Le libanais est le résultat d’une négligence citoyenne cumulée. Il a certes préservé ce qui lui reste avec une ténacité sans pareil.

La persistance d’électeurs dévoués aux mêmes  personnages va reconduire des parts disputées entre des stratèges et ce, pour servir « l’intérêt du citoyen ». Les tendances politiques  principales se disputent âprement des ministères. Voilà encore des échanges labyrinthiques en pleine crise au lieu des chemins courts pour répondre imminement aux urgences de la nation.

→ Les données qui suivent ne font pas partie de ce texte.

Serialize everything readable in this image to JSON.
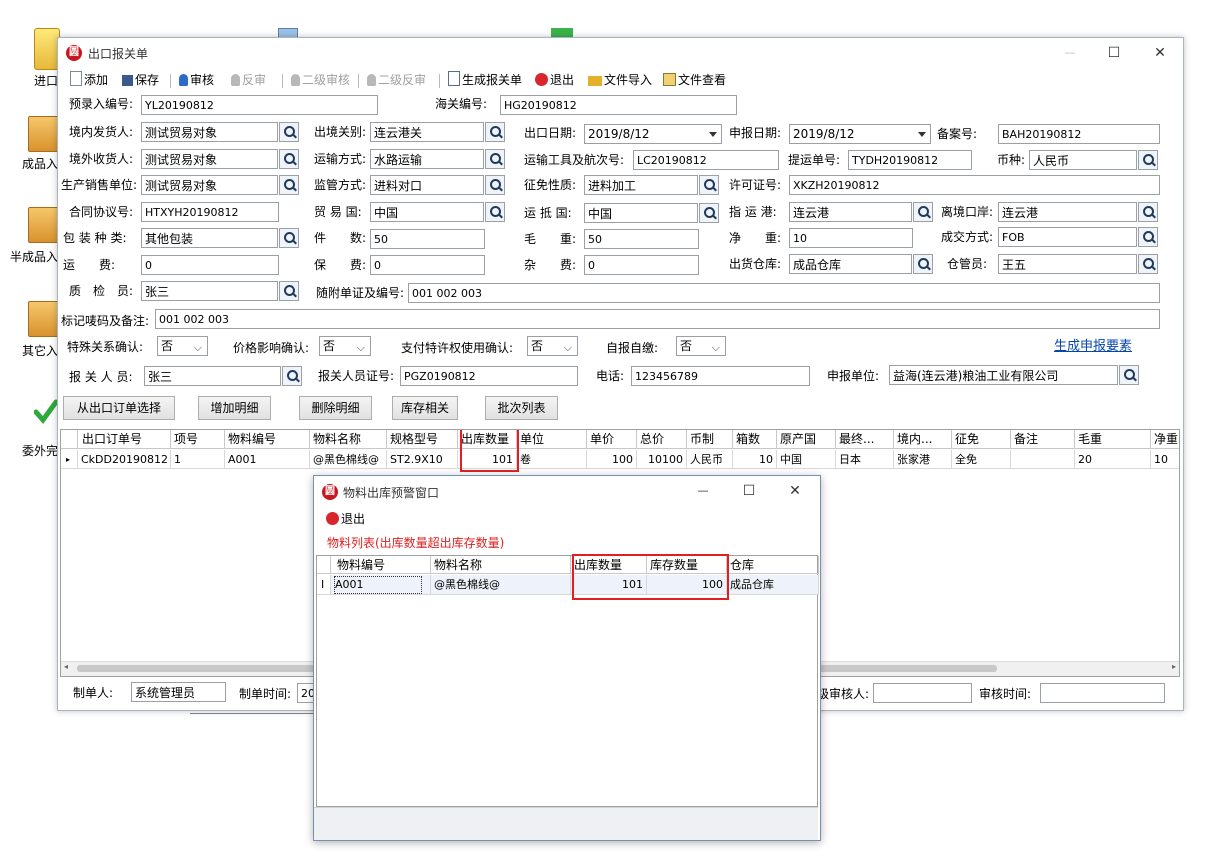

Les tractations pour la formation d’un gouvernement confirment des mentalités pourtant élues mais pour des engagements nouveaux. Cependant, ceux-ci élargissent de vieilles habitudes. Le fossé des dramatiques conditions socio-économiques se creuse encore plus avec les contre-réactions des diverses tendances partisanes.

Les électeurs ont ainsi choisi des représentants qui s’occupent soigneusement d’eux-mêmes alors que les gens, dont une large part de la jeunesse, ne se font plus d’illusions. La confiance ne peut être accordée selon la verticalité des rapports. Le libanais ne peut logiquement espérer mieux alors que des actions de vérifications des comptes ne commencent toujours pas.

Comment croire à une étape de changement  quand les susceptibilités de hauts responsables font attendre des gens qui souffrent au quotidien de déprivations intolérables?! Quelle crédibilité peut encore être accordée à ceux qui prétendent se suffire de charismes et d’humeurs conditionnantes, variables ou extrêmes afin de gérer la suite de nos drames?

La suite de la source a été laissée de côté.